Mind you i found "A year in Tibet" much better than her previous book on the long march, which portrayed the PLA as secular saints.
She gave a talk on her book here in Melbourne and I asked her about the part where an emboldened Tibetan pizzeria owner suggested she go back to China. Her reply didn't suggest she understood the depth of anger most Tibetans feel toward their oppressors. However, she seems convinced that she is on the side of the Tibetan people. Perhaps after this development she will learn more about the lengths the PRC government will go to to impose its version of the "Tibet issue."
I read the English version of her book and I think it’s clear that the author doesn’t regard any Chinese atrocities as being specifically anti-Tibetan — that is, motivated by racial/ethnic hatred as such. I think her likely unconscious attitude was, simply (simplistically?), that such atrocities — Great Leap Forward, Cultural Revolution, etc. — happened to the country as a whole and they’re so infamous that little time needed to be spent on them. After all, imagine the criticism if she’d devoted many pages to such things in a book that’s supposed to be about the Tibetans she’d met and befriended!
Bill, I understand your feelings completely but unfortunately there is more than this than meets the eye.

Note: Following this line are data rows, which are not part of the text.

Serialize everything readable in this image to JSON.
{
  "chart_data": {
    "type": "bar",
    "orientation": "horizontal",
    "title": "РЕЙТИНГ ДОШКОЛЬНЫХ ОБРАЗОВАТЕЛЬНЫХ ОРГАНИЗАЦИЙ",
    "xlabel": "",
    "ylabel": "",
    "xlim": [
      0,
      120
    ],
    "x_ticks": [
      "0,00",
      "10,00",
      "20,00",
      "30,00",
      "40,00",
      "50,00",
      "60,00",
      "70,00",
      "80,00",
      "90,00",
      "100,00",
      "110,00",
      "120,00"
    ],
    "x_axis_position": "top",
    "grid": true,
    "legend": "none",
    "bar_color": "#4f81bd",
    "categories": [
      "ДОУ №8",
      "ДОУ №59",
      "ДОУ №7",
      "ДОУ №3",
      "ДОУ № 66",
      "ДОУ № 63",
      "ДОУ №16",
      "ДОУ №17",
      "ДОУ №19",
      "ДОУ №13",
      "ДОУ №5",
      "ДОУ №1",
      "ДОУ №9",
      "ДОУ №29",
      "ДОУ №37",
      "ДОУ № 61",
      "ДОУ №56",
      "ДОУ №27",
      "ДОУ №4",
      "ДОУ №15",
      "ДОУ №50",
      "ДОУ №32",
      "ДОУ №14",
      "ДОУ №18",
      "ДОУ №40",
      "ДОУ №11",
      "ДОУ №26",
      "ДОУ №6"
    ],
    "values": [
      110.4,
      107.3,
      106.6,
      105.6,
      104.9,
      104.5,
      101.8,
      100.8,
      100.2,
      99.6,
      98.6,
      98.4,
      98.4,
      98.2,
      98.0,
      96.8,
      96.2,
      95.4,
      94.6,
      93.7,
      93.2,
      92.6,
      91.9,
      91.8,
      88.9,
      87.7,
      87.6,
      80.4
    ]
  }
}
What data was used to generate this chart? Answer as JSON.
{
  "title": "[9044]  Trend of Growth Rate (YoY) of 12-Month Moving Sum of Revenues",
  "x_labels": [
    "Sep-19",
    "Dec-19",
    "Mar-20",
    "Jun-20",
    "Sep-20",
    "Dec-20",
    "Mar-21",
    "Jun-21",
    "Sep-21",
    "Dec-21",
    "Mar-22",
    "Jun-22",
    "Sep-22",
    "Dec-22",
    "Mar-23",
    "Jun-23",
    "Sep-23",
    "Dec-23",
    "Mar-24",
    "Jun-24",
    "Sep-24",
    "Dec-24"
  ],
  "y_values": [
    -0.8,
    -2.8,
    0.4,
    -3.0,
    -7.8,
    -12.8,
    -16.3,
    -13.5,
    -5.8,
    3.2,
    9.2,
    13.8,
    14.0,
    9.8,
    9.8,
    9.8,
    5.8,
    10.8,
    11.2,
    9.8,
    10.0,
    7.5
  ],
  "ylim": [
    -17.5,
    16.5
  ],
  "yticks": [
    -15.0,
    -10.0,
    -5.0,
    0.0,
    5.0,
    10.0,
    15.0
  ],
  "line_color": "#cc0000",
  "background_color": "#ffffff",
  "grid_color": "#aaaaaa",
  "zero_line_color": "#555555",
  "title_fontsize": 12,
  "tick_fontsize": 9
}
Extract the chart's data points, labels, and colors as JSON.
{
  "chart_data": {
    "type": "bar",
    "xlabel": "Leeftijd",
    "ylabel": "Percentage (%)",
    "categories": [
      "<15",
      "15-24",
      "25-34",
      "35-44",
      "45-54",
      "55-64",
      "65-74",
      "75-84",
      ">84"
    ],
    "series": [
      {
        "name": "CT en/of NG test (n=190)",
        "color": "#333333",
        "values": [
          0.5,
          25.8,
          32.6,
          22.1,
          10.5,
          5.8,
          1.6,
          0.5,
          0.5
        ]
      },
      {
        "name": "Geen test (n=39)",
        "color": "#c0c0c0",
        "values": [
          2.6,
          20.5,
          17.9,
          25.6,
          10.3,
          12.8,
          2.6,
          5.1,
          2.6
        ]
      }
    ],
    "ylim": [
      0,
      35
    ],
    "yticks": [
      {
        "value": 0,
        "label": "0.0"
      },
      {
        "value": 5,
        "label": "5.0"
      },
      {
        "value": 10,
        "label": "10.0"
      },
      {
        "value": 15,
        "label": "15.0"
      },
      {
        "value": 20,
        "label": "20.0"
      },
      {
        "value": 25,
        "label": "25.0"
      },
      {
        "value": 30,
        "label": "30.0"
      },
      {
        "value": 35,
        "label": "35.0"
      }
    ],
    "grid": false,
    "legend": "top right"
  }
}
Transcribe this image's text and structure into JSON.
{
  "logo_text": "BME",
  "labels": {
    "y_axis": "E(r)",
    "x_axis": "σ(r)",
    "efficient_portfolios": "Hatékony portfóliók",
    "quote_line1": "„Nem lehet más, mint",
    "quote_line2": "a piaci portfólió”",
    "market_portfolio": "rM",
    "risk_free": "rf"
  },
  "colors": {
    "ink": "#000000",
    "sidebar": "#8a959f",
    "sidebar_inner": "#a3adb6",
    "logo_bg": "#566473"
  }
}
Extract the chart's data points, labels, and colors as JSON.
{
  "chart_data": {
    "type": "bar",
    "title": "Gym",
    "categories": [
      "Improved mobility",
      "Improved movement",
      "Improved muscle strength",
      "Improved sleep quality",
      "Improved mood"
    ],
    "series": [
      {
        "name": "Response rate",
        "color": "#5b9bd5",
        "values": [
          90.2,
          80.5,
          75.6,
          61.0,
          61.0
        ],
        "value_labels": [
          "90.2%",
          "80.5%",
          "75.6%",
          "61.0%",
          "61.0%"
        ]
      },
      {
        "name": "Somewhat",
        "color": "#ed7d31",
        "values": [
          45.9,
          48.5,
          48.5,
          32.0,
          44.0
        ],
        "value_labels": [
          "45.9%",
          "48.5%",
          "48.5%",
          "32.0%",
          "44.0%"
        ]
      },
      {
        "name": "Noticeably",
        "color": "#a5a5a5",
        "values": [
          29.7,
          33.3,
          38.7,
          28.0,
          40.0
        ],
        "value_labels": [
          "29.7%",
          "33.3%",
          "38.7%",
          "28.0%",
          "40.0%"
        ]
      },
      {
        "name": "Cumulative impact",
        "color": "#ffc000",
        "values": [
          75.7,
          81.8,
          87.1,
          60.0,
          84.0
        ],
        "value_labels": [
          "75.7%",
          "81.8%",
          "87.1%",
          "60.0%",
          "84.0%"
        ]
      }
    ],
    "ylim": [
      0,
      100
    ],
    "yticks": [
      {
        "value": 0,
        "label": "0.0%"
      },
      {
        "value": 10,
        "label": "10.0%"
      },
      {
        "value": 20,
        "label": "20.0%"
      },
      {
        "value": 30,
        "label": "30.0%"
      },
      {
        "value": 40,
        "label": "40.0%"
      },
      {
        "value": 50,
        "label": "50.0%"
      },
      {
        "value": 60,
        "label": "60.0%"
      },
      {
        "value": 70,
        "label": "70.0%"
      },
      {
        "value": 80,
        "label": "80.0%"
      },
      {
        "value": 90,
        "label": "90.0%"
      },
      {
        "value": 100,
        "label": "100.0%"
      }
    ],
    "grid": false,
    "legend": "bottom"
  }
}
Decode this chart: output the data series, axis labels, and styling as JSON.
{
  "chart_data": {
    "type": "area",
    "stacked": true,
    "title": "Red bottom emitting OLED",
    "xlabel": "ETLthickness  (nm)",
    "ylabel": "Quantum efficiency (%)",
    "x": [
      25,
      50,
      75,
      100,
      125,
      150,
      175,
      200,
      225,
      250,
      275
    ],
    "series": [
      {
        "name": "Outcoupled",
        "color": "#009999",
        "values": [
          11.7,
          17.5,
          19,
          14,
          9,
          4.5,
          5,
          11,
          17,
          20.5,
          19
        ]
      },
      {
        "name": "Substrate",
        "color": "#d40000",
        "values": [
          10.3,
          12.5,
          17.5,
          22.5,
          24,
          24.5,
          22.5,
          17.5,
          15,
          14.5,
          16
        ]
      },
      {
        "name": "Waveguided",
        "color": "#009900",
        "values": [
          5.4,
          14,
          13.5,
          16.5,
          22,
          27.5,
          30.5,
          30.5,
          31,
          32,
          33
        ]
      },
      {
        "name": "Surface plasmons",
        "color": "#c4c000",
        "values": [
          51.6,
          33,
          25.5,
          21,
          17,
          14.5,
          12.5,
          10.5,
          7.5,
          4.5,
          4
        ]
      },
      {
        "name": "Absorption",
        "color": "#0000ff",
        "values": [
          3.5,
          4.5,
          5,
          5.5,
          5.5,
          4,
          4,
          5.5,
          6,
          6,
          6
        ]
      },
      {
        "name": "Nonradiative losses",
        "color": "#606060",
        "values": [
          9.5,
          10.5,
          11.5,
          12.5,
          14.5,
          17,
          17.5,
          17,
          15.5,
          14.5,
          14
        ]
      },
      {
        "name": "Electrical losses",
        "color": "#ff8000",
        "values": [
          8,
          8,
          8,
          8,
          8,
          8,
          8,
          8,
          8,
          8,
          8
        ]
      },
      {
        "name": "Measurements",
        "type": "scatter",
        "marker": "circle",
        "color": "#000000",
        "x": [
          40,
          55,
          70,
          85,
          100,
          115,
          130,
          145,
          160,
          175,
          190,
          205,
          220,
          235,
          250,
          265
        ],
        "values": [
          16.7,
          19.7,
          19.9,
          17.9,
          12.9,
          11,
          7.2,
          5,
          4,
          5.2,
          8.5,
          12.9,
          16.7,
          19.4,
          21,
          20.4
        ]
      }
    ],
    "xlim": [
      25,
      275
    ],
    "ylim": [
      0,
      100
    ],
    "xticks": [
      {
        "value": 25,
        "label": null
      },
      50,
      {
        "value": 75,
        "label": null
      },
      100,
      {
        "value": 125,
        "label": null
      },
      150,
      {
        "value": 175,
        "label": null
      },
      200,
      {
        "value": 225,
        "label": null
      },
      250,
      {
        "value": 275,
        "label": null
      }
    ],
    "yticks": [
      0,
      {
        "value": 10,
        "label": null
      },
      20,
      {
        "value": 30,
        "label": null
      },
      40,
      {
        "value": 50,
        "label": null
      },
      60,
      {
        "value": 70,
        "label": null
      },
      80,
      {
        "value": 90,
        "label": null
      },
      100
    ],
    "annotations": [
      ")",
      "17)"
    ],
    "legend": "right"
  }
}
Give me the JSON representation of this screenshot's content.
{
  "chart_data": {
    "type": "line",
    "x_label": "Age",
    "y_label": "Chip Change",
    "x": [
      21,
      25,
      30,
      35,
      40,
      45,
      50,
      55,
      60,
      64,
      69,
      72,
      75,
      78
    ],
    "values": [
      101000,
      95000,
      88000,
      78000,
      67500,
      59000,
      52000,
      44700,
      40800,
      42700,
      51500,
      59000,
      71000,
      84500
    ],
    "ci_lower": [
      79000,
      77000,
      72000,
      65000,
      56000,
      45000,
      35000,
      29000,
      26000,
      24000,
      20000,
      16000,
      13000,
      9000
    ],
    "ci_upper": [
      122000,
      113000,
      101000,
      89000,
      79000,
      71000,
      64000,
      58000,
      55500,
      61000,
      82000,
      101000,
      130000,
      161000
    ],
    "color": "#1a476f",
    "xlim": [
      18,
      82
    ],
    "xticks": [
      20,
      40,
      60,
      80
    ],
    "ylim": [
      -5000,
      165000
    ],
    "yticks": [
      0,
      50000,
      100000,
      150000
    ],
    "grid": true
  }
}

I would like to remind people here to be very careful about what they believe. I have heard a lot about Tibetans making up stories to suit western ears. Recently I found more evidence of this in Robert Barnett's essay 'Women and Politics in Contemporary Tibet'. You can read it online here through googlebooks:
Barnett is a lecturer in International and Public Affairs and coordinator of Columbia University's Modern Tibetan Studies Program; therefore a trustworthy source. In his essay he describes this deceit, by a Tibetan woman in this case, as "performing her nation…by presenting a narrative that establishes her as part of the extended Tibetan body politic and identifies her within a history of nationality oppression and resistance." Barnett then goes on to say that Tibetans are able to buy copies of a particular event that occurred in Lhasa many years before and that some Tibetans use this "regurgitated story" to gain asylum in the USA, he writes; "Accounts of that event can be bought from tutors in New York to be memorized by asylum seekers". The purchasable story is based on this event covered in the New York Times:
I wish not to promote that these abuses do not happen, but we do need to question just how many of the forced sterilizations and other accounts of torture and so forth coming out of Tibet are fabricated to gain support and assistance from a sympathetic yet gullible audience.
Bill come on now, I have read the book and it is quite untrue that it glosses over the victims of the Chinese and doesn't criticize the PRC. On the contrary, there are long descriptions of what happened furing the Cultural Revolution.She does talk about the problem of alcoholism in Tibet, and of the superstitiousness of the locals, but she does so in a nuanced way, and what she says seems pretty likely to be true to me. The book is brave and objective, although it does not present the Tibetans as blameless, spiritual saints like some would want.